I have a love/hate relationship with NoScript. it breaks everything and it's a pain in the ass, but it does make your browser much much more secure.

And yeah, the whole ghostery controversy was making lots of a waves a few years ago. They're total sellouts.


----------



## creature (Apr 25, 2017)

zim said:


> If you need an extra 'pooter I've got some extras, like an x220 thinkpad.



Zim, I appreciate that, man..

If I were in serious need, I'd definitely takr you up on it..
I use most of the add-ons mentioned, but I had no clue about the lynx browser..
Super good to know..

I had a meltdown over my Dell inspiring 2000.. Had been checking our a bunch of Linux distros & was looking at dedicating it as a VM platform, looking to Tails as my main boot & Mint for my editing & production distro.

The fucker came with win 8.1 (ghaakkpukeghhgghk..) & I mind wiped it the day I got it.
I was having problems touchscreen drivers..
Dell supports Linux, which is sweet, but orientation and axis control is critical to my graphics stuff..
I though I'd try to downgrade to win 7, which I can lock down about as tight as I like, but I kept getting messages about the system not being API compliant, even after updating the BIOS.. it devolved into a shitty support episode where Dell blamed my goddamned browser.. (?????) simply because that was the easiest way to get me off the phone, since it was 'free'..
I tried the update again, same problem, & just realized that I was spending way too much time fucking with machines that were giving me problems doing crap I used to do with a mouse & half the speed & memory I used back in 2008..

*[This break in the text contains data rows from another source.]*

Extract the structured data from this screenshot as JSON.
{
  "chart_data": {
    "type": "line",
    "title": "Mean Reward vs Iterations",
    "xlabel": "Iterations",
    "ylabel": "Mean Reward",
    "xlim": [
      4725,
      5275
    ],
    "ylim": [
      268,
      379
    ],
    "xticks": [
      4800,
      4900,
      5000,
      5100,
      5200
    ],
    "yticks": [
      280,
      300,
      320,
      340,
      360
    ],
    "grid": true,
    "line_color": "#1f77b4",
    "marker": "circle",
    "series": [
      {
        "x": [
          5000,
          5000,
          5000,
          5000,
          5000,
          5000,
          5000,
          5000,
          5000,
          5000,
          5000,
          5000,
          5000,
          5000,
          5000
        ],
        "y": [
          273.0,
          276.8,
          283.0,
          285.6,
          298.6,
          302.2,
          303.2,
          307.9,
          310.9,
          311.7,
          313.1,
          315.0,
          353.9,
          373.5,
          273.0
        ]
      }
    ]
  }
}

My cynicism got the better of me..

Interestingly, I suddenly have a lot more time..

: )

Definitely thank you, though..
A lot of shit may be coming down, soon, so it's actually pretty good I don't distract myself any more than possible from the next existential whirlpool I may be drawn into..


----------



## creature (Apr 25, 2017)

And.. For a little existential ass-fuck irony..

I just broke the tip on my netbook power supply..
Haven't busted a tip in probably a decade..
It's a tiny little fucker, so no replacement..

Hung by my own fkng rage...

Serves me right...


----------